I began my working life in a place that taught me more about humanity than any classroom ever could. My first job as a licensed practical nurse was in a newly built wing of the extended care unit at Lions Gate Hospital. I was young, eager, and deeply committed to doing my job well. Caring for the elderly didn’t feel like work to me—it felt natural, almost like coming home.
I had grown up surrounded by elders. Alongside my birth mother, there were three other older women who helped raise me, each offering their own kind of wisdom, gentleness, and presence. Because of them, I felt comfortable with aging, with slowness, with stories told more than once. I genuinely loved elderly people, and I loved my work. I wanted to be a good nurse, a good friend, and above all, a good person. Laughter mattered to me. Connection mattered to me. Even in a hospital setting, I believed joy had a place.
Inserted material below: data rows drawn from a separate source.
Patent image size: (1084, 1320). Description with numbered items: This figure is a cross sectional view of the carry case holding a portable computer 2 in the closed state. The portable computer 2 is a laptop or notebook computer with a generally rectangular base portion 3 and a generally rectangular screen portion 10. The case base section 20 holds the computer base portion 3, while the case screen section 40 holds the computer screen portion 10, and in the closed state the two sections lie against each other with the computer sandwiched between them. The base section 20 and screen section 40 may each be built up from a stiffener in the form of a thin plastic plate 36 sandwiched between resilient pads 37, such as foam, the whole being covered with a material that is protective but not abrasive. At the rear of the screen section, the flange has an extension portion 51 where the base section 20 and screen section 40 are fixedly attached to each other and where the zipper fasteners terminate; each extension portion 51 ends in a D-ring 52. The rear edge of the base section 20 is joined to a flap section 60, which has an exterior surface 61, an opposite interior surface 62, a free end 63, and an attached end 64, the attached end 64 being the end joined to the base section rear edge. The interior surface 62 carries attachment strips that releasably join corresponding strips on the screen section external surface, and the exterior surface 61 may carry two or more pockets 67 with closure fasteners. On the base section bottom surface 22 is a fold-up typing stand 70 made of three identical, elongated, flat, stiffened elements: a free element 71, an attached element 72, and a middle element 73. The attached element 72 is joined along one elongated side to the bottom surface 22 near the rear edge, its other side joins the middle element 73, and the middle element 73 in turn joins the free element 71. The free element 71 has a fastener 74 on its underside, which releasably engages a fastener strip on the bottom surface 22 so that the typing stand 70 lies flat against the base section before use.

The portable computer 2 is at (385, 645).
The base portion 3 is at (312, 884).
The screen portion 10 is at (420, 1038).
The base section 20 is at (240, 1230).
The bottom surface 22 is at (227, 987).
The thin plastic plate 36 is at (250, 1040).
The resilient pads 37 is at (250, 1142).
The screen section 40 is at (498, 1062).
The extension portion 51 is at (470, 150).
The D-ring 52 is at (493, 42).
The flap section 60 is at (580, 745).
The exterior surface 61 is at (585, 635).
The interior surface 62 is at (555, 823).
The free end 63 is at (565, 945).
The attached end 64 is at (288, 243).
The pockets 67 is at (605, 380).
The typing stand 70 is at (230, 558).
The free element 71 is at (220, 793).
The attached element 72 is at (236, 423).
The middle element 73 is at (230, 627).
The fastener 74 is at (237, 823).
On the surface, things looked good. I was hardworking, well-liked, and took pride in what I did. But underneath that competence and warmth, I was carrying a quiet sadness. My brother had been committed to an institution, and that reality weighed on me more than I knew how to express at the time. I showed up for others with care and compassion, even as I struggled to make sense of my own emotional landscape.
Hospital life demanded a lot physically. Shift work was something I tolerated rather than embraced. Night shifts, in particular, threw my whole body off balance. My sleep, my digestion, my sense of rhythm—it all felt disrupted. I did my best to stay healthy, navigating hospital food and odd hours while listening to my body as much as I knew how. Somewhere along the way, I became a vegetarian and began exploring holistic medicine and alternative therapies. It wasn’t rebellion; it was instinct. I was searching for balance, for ways to support the body rather than push it endlessly.
Even then, I could feel a quiet longing growing inside me. I wanted more freedom than my life allowed at the time. I dreamed of traveling, of possibly living in another country, of experiencing the world beyond the routines I knew so well. I also longed for a steady partner—someone I could talk to deeply, laugh with easily, and share life’s small and big moments. I wanted connection that went beyond the surface, something rooted in mutual curiosity and playfulness.
Looking back, I can see that this chapter of my life was about learning how to care—both outwardly and inwardly. I was devoted to others, but I was also beginning to sense that my own needs, dreams, and questions deserved attention. Working in extended care taught me about endings, patience, and dignity. It also quietly pointed me toward beginnings I hadn’t yet imagined.
This was not a time of dramatic change or bold declarations. It was a time of listening—listening to patients, to my body, to my heart. And in that listening, the first stirrings of a different life began to take shape, even if I didn’t yet have the words for them.